Lei amplia isenção para salários de até R$ 5 mil e cria descontos para rendas intermediárias; altas rendas terão taxação maior
A cerimônia de sanção será realizada às 10h30, no Palácio do Planalto, seguida de detalhamento técnico por parte do Ministério da Fazenda.
Como ficam as novas regras
Proposta pelo Executivo em março, a legislação foi aprovada pela Câmara dos Deputados em outubro e, mais recentemente, pelo Senado.

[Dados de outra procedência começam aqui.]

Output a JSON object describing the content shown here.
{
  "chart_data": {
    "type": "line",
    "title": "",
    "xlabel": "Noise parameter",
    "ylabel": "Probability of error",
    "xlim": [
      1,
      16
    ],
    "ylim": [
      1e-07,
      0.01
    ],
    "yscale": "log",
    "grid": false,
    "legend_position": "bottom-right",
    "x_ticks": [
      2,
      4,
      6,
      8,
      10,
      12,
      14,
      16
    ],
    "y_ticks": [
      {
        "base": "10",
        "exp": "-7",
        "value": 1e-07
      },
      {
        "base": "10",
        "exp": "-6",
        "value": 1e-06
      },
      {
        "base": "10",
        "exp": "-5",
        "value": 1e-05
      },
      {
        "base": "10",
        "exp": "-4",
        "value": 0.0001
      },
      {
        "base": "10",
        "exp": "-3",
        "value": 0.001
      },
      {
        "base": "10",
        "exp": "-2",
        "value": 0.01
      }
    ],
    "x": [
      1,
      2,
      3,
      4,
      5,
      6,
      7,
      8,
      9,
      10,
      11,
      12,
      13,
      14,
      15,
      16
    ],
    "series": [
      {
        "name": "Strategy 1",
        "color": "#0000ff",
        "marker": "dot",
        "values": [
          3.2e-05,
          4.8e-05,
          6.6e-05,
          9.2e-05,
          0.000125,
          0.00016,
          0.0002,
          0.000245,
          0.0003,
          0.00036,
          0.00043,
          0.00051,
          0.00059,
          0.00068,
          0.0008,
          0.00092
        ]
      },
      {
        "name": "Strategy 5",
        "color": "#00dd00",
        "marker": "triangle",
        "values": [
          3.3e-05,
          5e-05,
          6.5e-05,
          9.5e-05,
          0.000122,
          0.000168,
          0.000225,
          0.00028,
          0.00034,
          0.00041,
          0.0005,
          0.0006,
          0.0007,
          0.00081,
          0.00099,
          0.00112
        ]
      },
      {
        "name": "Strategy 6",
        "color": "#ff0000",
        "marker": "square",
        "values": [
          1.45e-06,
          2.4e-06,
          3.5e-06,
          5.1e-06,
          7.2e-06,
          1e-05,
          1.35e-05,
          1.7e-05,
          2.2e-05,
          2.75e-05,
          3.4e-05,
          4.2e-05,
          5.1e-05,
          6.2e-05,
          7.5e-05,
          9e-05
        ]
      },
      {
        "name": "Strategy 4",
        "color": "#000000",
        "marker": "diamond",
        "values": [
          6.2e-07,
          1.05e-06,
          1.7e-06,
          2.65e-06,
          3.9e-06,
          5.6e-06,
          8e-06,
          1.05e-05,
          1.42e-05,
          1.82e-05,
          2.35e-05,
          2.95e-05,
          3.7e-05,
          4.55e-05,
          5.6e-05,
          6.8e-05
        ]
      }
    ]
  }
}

Atualmente, apenas quem recebe até R$ 3.076 está isento. Com a nova lei, o limite sobe para R$ 5 mil, ampliando significativamente o grupo de trabalhadores livres da cobrança.
Para quem recebe entre R$ 5.000,01 e R$ 7.350, haverá redução proporcional no valor do imposto devido — quanto menor a renda dentro dessa faixa, maior o desconto na tabela.
Contribuintes com rendimentos superiores a R$ 7.350 permanecem submetidos às alíquotas tradicionais.
Compensações
Para equilibrar o impacto fiscal da ampliação da isenção, o governo instituiu uma alíquota adicional progressiva de até 10% sobre rendas anuais acima de R$ 600 mil, além de determinar a tributação de 10% sobre lucros e dividendos enviados ao exterior.
A equipe econômica afirma que as medidas compensatórias garantem sustentabilidade à reforma e reforçam o caráter de justiça tributária do novo modelo.